Stiles heeft in haar geval weer te maken met de onmogelijkheden die mensen met een fysieke beperkingen tegen komen met het navigeren door een stad. In haar rol als advocaat kreeg ze enkele jaren geleden te maken met een man die zijn woonplaats voor de rechter sleepte omdat er te weinig manieren waren waarop hij op een gemakkelijke manier door zijn stad kon komen in een rolstoel.

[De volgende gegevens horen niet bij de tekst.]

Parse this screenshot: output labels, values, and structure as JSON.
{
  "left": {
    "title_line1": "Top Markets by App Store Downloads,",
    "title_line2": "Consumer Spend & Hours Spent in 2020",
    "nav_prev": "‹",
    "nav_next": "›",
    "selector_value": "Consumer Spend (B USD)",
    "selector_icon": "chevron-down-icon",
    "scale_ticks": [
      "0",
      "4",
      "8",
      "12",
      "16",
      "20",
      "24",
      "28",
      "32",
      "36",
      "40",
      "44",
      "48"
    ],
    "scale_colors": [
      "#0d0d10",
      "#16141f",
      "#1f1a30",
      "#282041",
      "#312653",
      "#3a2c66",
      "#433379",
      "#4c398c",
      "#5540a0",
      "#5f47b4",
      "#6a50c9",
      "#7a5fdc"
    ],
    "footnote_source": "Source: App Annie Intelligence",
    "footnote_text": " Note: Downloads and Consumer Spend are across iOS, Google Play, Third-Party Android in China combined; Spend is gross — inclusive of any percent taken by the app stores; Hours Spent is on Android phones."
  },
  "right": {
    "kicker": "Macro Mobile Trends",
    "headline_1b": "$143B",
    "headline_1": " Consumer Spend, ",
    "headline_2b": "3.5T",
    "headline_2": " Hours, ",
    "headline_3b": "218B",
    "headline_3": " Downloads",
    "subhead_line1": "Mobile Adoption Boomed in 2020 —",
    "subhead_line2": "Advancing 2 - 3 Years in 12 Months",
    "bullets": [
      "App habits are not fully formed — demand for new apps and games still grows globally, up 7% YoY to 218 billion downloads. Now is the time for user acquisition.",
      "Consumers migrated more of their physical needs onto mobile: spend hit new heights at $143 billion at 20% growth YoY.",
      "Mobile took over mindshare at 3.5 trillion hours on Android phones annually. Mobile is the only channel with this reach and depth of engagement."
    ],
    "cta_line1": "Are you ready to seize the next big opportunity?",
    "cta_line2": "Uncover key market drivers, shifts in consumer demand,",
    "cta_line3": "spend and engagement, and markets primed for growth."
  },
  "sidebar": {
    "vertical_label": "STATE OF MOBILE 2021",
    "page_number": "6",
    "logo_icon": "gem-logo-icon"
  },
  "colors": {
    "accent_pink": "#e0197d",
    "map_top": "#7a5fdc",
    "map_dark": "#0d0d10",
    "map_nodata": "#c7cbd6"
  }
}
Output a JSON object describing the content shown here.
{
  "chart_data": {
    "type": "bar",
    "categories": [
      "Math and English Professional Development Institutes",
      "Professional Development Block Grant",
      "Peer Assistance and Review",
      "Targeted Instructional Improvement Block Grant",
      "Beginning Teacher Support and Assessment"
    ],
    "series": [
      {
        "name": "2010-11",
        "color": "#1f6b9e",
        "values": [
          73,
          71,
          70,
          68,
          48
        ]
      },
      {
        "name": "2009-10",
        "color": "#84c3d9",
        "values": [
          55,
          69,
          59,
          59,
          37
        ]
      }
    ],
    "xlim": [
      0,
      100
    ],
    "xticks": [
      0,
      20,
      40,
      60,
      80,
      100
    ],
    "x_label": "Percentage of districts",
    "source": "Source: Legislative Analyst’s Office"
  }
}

Denk er eens over na: wat voor een onmogelijke stad is New York voor mensen in een rolstoel? De advocate dook in het materie en kwam tot de schokkende conclusie dat talloze steden onleefbaar zijn voor mensen in een rolstoel. “Het klinkt als een open deur, maar denk er eens over na: hoe onmogelijk is een stad als New York voor mensen in een rolstoel?”, aldus Stiles. In een taxi stappen of zelf een auto rijden is een de meeste gevallen schier onmogelijk.

Ook hier moet het zichtveld weer verplaatst worden naar Europa, aldus Stiles. “In Londen zijn de taxi’s in de stad uitgerust met grote deuren en een schans om rolstoelen in de taxi te kunnen rollen”, aldus de Amerikaanse. Maar ook lokaal zijn er mooie initiatieven, zoals de Kenguru, een electrisch voertuig waar de rolstoel makkelijk in kan. Het compacte autootje wordt gebouwd in Texas.

Macht van de ‘Makers’

Er moeten dus ogen worden geopend op verschillende niveau’s binnen overheid én bedrijfsleven, zo lijkt de conclusie. En dat zou geen vreemde slotconclusie zijn met het oog op de boodschap van andere sessies hier in Austin. Maar we mogen ook onze eigen creativiteit niet uitvlakken als grote aanjager van verbetering.

Dat is althans wat je mag aannemen van Mike Ebeling, die zijn bedrijf niet voor niets ‘Not Impossible’ heeft genoemd. De enthousiaste Amerikaan kwam in 2010 in het nieuws toen hij met zijn team een speciale bril ontwikkelde voor Tempt, een bekende Amerikaanse graffiti artiest die verlamd raakte door ALS.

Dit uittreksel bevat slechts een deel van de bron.